After playing around with the idea for a few years, and wondering if Kimberly was even a good candidate for this type of intervention, I contacted the local Brain Balance Center. Their approach of strengthening the weaker side of the brain through physical and cognitive exercises seems viable and apparently has been successful for many of their students. We have long felt, and known in a non-concrete kind of way, that Kimberly’s struggles are neurological in their origin. This seemed like a potential way to unlock or connect some of the pathways that were never established.
We went for the assessment and the follow-up meeting. They are professional and their process does much to put the parents at ease. As expected (by us), Kimberly was not entirely cooperative with their assessment procedures and getting an accurate “read” on her abilities was difficult. I appreciated their honesty with this. Ultimately though, the bottom line is that she is, or would be, one of their more complicated cases. They would require her to be one-on-one and with only a thirty minute session versus the typical one hour. I agree with those recommendations, but I think for right now…we have some homework to do ourselves. My goal is that she will progress with the “therapy” approach we want to try at home so that she might actually benefit from their program in the future – or we can implement that too.
I am writing all of this to preface the real lesson that has presented itself to us through this process. As it turns out, there are no “cutting corners” with development. I remember during Kimberly’s first/second year when she went from hardly being able to sit up unassisted (at 13 months) to wanting to pull to stand up (at 14 months). Like most toddlers, curiosity was a major driving force. I was so focused on the pronation of her feet and her total lack of stability that I didn’t give much thought to the fact that she never crawled. Not at all. With her hypotonia, I imagine it was actually easier to stand and hold onto something that it would have been to crawl…using core strength she did not have. I recall a conversation with her PT about the benefits of crawling and how it can affect motor skills of all kinds later on if this step is passed over by a child.

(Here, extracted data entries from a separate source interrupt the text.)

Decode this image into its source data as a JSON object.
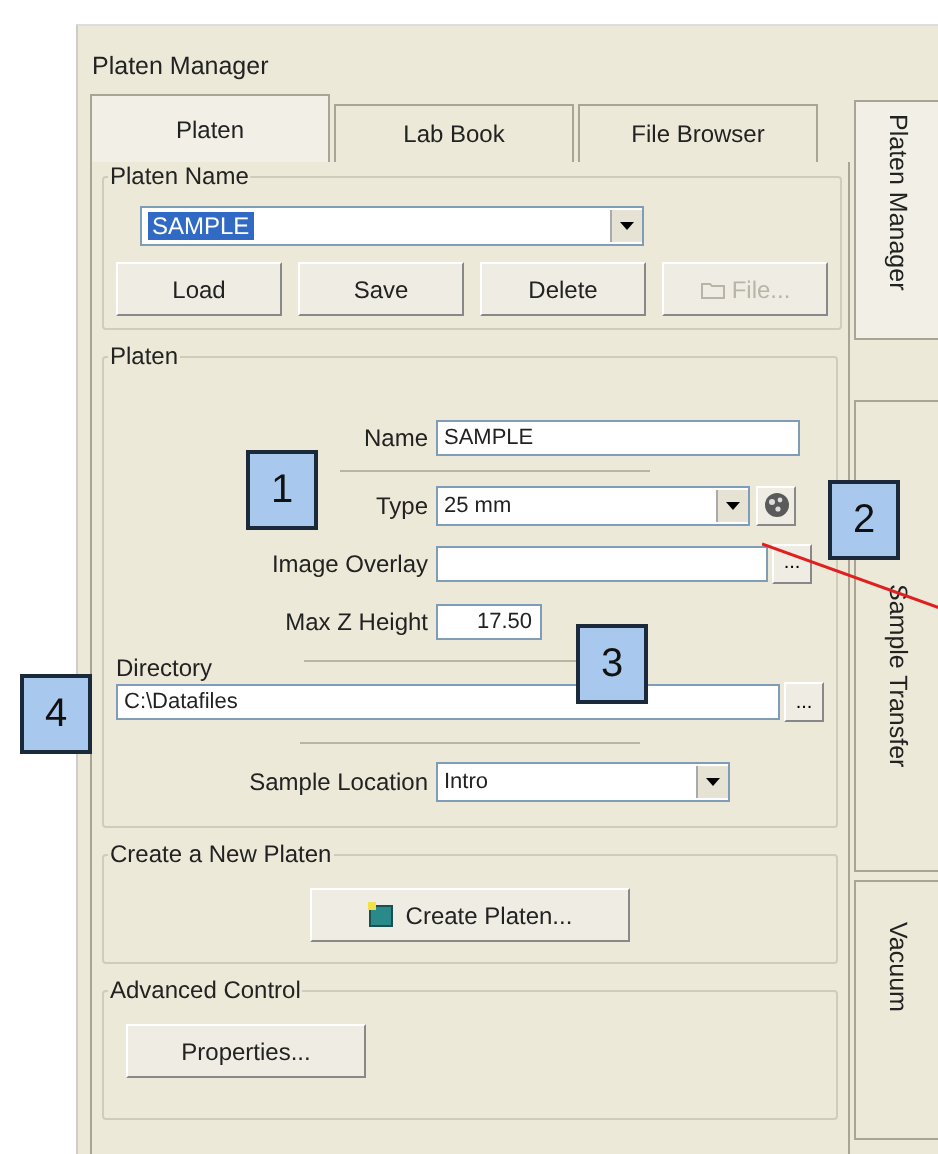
{
  "window": {
    "title": "Platen Manager"
  },
  "tabs": [
    {
      "label": "Platen",
      "selected": true
    },
    {
      "label": "Lab Book",
      "selected": false
    },
    {
      "label": "File Browser",
      "selected": false
    }
  ],
  "side_tabs": [
    {
      "label": "Platen Manager",
      "selected": true
    },
    {
      "label": "Sample Transfer",
      "selected": false
    },
    {
      "label": "Vacuum",
      "selected": false
    }
  ],
  "platen_name": {
    "legend": "Platen Name",
    "value": "SAMPLE",
    "buttons": [
      {
        "label": "Load",
        "disabled": false
      },
      {
        "label": "Save",
        "disabled": false
      },
      {
        "label": "Delete",
        "disabled": false
      },
      {
        "label": "File...",
        "disabled": true
      }
    ]
  },
  "platen": {
    "legend": "Platen",
    "name_label": "Name",
    "name_value": "SAMPLE",
    "type_label": "Type",
    "type_value": "25 mm",
    "overlay_label": "Image Overlay",
    "overlay_browse": "...",
    "max_z_label": "Max Z Height",
    "max_z_value": "17.50",
    "directory_label": "Directory",
    "directory_value": "C:\\Datafiles",
    "directory_browse": "...",
    "location_label": "Sample Location",
    "location_value": "Intro"
  },
  "create": {
    "legend": "Create a New Platen",
    "button": "Create Platen..."
  },
  "advanced": {
    "legend": "Advanced Control",
    "button": "Properties..."
  },
  "callouts": [
    {
      "label": "1"
    },
    {
      "label": "2"
    },
    {
      "label": "3"
    },
    {
      "label": "4"
    }
  ]
}
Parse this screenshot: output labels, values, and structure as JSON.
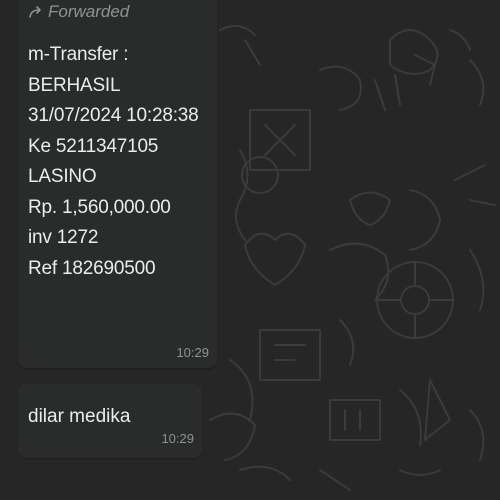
{
  "messages": [
    {
      "forwarded_label": "Forwarded",
      "lines": [
        "m-Transfer :",
        "BERHASIL",
        "31/07/2024 10:28:38",
        "Ke 5211347105",
        "LASINO",
        "Rp. 1,560,000.00",
        "inv 1272",
        "Ref 182690500"
      ],
      "time": "10:29"
    },
    {
      "text": "dilar medika",
      "time": "10:29"
    }
  ],
  "colors": {
    "background": "#252625",
    "bubble": "#2a2b2b",
    "text": "#e9edef",
    "meta": "#8c9497"
  },
  "icons": {
    "forward": "forward-arrow-icon"
  }
}
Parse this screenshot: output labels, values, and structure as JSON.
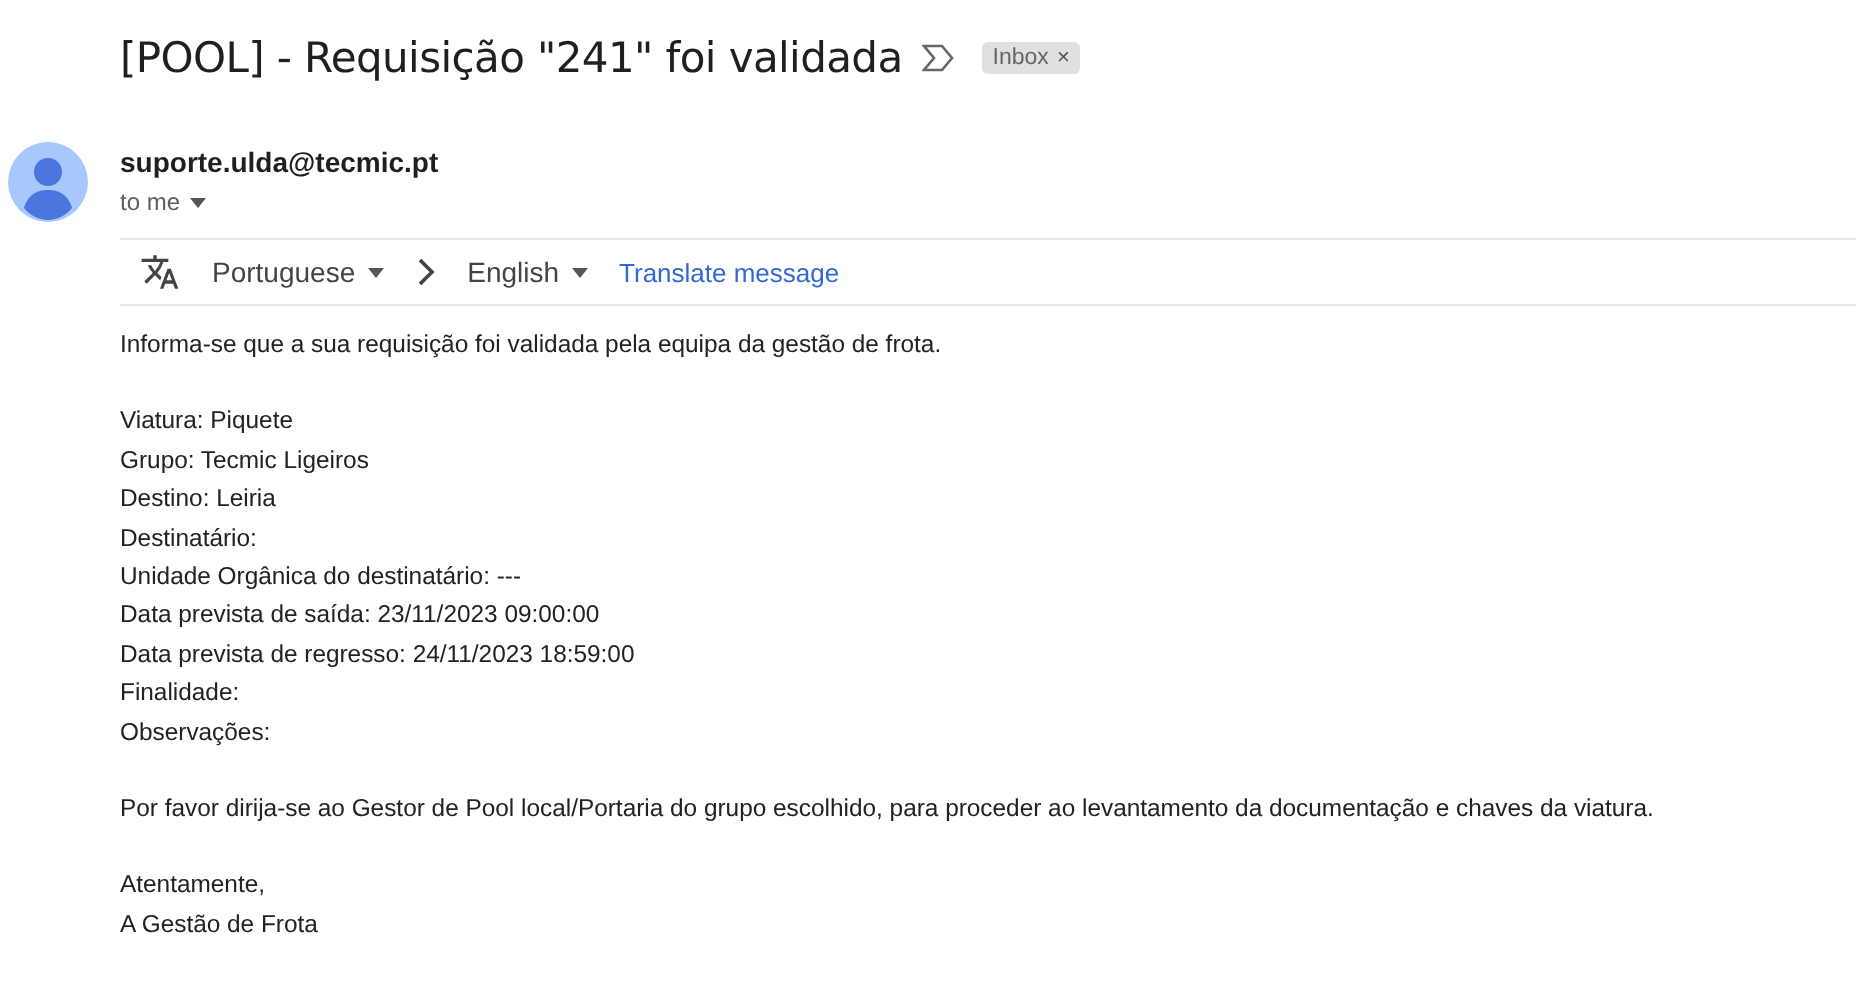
{
  "subject": {
    "title": "[POOL] - Requisição \"241\" foi validada",
    "label": {
      "text": "Inbox",
      "close": "×"
    }
  },
  "sender": {
    "email": "suporte.ulda@tecmic.pt",
    "recipient": "to me"
  },
  "translate": {
    "source": "Portuguese",
    "target": "English",
    "action": "Translate message"
  },
  "body": [
    [
      "Informa-se que a sua requisição foi validada pela equipa da gestão de frota."
    ],
    [
      "Viatura: Piquete",
      "Grupo: Tecmic Ligeiros",
      "Destino: Leiria",
      "Destinatário:",
      "Unidade Orgânica do destinatário: ---",
      "Data prevista de saída: 23/11/2023 09:00:00",
      "Data prevista de regresso: 24/11/2023 18:59:00",
      "Finalidade:",
      "Observações:"
    ],
    [
      "Por favor dirija-se ao Gestor de Pool local/Portaria do grupo escolhido, para proceder ao levantamento da documentação e chaves da viatura."
    ],
    [
      "Atentamente,",
      "A Gestão de Frota"
    ]
  ]
}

Fast forward 6 years or so…I tried to get Kimberly to crawl for me this morning. She could not do it. The motor planning, coordination, and cross-hemisphere neurological process required were something she never fully developed. So there Brad and I were, clip board in hand, a list of primitive reflex exercises to complete, looking at each other with the expression of “wow, this is interesting, now what do we do”…talk about taking it back a few notches! In order for us to help Kimberly strengthen the right hemisphere and the communication between both sides of her brain we have to go all the way back, back to the beginning. I am trying look at it as a forward motion either way.